Recently, we found three coin silver forks stamped "H.Hotchkiss" on the back. Although they came from a sort of open air antique store, and they were not giving them away, they were priced below their value because they were not stamped "sterling". It took me a while to I.D. the maker, but I finally figured out that these were made in Buffalo by the jeweler and silversmith Hiram Hotchkiss. There is not a ton of information about him readily available on the internet, but I did find the address of his shop in Buffalo, and that is the very building you now own.
Although I like the forks, and knew that had value just from the silver in them which should continue to appreciate, I had always planned to resell them. I made some inquiries with East Coast antique dealers who specialize in coin silver. The few people I spoke with were not familiar enough with H. Hotchkiss stuff to want to make me an offer without seeing them. Living on the Big Island of Hawaii, I can't just hop in the car and take them around to show.
I wondered if you might be interested in purchasing them. They certainly seem to belong with your house, and you probably know more about Hiram Hotchkiss by now than almost anyone. I am sure that you have done your own research about him and have collected information about him from people in the Buffalo area.
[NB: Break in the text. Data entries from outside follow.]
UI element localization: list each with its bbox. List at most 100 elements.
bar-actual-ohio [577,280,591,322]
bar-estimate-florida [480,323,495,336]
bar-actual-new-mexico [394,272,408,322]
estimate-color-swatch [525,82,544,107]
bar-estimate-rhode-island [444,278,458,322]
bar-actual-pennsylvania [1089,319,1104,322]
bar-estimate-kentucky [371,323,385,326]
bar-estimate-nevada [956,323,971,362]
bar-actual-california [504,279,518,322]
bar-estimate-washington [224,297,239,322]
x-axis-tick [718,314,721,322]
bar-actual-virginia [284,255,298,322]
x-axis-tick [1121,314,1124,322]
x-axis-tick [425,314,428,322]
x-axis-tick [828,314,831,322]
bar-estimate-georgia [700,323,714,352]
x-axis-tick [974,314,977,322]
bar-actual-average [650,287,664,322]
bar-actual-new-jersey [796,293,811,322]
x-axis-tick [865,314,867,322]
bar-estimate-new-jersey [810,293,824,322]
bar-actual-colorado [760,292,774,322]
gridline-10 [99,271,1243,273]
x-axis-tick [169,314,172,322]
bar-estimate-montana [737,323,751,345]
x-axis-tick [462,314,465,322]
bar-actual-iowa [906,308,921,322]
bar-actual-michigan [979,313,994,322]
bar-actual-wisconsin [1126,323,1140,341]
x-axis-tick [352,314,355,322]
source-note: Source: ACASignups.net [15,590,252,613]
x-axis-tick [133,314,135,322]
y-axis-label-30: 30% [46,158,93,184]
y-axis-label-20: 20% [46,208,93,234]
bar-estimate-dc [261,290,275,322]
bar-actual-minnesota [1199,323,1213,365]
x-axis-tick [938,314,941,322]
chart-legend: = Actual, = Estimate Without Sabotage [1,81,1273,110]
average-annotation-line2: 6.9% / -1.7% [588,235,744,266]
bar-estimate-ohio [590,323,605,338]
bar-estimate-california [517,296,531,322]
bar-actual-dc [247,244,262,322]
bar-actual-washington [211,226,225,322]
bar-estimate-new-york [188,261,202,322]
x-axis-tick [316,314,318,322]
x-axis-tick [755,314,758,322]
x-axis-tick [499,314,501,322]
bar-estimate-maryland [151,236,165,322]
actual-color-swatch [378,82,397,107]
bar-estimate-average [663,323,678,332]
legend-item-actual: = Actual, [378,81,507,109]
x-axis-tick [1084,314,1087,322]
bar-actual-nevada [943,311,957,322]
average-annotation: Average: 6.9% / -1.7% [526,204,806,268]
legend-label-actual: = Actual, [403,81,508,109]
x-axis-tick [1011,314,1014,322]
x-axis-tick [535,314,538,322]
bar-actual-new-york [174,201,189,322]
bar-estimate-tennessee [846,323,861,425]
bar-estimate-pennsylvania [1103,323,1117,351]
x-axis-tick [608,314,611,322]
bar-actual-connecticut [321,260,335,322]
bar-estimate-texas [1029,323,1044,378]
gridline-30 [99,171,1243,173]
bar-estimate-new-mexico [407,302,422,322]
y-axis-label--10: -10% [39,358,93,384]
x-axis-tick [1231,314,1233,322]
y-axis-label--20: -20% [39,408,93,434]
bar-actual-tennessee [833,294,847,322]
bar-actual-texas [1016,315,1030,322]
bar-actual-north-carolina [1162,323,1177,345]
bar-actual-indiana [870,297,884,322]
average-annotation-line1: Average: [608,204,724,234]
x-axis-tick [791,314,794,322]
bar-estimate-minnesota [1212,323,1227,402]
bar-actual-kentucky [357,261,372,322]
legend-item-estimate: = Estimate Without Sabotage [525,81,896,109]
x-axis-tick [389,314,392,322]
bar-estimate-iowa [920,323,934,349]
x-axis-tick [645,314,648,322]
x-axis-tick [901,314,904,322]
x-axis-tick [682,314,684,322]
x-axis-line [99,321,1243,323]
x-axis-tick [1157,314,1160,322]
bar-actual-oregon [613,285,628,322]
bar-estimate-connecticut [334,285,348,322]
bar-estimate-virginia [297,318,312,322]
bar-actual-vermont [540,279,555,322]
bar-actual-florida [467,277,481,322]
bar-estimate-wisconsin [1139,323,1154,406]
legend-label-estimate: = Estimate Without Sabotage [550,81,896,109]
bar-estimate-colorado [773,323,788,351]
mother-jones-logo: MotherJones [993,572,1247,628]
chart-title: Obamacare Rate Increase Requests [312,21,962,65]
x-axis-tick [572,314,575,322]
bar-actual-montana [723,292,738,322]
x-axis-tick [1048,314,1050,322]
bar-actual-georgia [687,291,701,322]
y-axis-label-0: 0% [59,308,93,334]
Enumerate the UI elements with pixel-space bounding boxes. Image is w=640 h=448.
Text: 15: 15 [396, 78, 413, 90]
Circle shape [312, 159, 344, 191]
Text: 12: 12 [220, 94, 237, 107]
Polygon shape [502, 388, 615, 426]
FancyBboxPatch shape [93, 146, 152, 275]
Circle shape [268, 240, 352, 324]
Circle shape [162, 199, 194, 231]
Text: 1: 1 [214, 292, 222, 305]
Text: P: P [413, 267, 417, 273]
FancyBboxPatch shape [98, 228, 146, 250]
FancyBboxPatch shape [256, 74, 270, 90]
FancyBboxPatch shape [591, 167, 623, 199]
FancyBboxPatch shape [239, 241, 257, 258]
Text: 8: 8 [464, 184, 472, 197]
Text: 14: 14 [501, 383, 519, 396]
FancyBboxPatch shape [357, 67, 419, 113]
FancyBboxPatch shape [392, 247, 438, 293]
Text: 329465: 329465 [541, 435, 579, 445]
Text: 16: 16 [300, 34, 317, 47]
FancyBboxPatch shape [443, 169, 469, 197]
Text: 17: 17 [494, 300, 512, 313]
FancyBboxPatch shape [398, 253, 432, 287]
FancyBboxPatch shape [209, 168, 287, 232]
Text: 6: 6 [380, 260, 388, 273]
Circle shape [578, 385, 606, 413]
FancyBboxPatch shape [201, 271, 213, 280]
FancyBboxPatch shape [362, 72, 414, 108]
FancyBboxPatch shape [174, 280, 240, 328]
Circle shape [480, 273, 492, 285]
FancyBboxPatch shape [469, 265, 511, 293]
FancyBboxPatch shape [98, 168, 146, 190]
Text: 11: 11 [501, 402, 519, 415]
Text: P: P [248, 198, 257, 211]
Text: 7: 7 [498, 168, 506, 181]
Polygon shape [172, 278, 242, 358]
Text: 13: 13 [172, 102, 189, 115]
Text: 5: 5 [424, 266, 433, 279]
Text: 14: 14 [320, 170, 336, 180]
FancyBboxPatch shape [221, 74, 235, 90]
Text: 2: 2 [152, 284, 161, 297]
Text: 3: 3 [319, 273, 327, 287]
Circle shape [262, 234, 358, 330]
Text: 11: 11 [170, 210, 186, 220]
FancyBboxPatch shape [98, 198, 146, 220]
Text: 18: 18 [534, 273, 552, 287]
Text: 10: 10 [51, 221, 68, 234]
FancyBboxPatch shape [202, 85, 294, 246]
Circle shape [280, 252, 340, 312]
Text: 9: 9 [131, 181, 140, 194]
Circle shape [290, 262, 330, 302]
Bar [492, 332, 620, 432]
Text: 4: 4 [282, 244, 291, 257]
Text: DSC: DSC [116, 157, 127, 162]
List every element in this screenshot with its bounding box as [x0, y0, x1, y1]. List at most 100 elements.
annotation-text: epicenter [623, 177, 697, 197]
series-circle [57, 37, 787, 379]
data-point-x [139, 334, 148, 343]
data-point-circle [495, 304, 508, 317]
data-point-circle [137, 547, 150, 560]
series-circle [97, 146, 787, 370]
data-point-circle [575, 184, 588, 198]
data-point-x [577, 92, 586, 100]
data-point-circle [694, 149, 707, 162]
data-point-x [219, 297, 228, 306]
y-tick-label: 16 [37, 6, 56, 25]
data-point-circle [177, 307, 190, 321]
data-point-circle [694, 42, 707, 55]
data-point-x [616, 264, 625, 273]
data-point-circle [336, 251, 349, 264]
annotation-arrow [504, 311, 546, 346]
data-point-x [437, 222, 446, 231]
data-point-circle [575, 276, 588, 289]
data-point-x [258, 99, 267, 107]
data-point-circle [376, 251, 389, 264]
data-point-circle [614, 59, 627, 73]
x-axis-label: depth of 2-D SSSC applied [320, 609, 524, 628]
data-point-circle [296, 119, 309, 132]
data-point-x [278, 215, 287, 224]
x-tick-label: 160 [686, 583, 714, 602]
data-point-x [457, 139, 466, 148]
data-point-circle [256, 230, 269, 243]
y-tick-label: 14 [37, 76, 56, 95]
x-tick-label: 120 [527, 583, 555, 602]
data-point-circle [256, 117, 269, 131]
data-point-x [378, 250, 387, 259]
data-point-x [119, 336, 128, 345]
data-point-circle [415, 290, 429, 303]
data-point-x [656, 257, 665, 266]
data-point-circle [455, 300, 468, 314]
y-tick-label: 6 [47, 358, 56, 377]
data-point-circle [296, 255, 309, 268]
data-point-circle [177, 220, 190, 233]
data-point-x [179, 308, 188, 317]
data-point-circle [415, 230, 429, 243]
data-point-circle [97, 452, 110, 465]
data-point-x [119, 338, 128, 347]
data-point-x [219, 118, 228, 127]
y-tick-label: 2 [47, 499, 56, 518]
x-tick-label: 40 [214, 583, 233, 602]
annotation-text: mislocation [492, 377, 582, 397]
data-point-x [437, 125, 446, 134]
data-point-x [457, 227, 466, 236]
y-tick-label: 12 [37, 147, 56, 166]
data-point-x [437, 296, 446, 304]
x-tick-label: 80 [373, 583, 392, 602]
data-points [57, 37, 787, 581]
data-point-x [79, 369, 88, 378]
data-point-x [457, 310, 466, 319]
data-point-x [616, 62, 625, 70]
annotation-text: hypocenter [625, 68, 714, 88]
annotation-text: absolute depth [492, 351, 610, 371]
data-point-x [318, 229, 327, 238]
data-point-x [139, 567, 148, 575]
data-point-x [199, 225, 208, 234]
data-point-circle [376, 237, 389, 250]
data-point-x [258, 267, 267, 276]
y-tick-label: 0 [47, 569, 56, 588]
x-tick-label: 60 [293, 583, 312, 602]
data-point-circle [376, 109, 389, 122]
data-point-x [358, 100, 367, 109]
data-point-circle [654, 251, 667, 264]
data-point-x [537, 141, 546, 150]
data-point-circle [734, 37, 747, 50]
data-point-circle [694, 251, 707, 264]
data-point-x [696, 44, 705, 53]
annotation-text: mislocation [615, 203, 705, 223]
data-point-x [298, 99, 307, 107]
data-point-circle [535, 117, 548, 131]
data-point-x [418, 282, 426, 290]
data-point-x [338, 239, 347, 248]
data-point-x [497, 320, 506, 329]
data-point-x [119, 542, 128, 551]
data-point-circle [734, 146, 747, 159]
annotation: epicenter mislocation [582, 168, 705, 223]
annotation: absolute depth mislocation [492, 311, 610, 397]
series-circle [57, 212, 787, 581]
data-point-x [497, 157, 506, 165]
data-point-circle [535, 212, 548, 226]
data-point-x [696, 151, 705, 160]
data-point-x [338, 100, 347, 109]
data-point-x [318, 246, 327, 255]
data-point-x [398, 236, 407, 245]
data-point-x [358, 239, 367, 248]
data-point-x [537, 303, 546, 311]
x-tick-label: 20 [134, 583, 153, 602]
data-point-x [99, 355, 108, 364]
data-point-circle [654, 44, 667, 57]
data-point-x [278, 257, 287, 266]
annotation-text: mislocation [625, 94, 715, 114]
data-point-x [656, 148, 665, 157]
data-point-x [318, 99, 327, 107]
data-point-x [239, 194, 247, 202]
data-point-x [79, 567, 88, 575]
Each fork weighs 50 grams. Being coin silver, which is 90% pure, they contain 4.3 troy ounces total of actual silver. I would be happy to sell them for their current melt value, which is $135.00 for the three. Of course I could sell them to a scrapper, but that would be a shame, especially since Hiram Hotchkiss silverware seems fairly rare and regionalized. Undoubtedly, their value as antiques is more than their silver value, but they are sure to go up in value as silver goes back up.
If this offer is at all interesting to you, feel free to write back or contact me through my business. To provide assurance that this is not a scam, we can run the transaction through an Ebay auction. I am also willing to ship the forks to you before receiving payment.
I buy and sell random things as a hobby, outside of my real work as a hot tub dealer. In addition to the small amount of money this generates, I get a lot of satisfaction out of making connections and matching things with people at a good price. i tell my wife that there is "someone for every thing" . I think these forks were (almost literally ) made for you, and they are an investment you can enjoy.
Let me know what you think. I'll send more pictures upon request.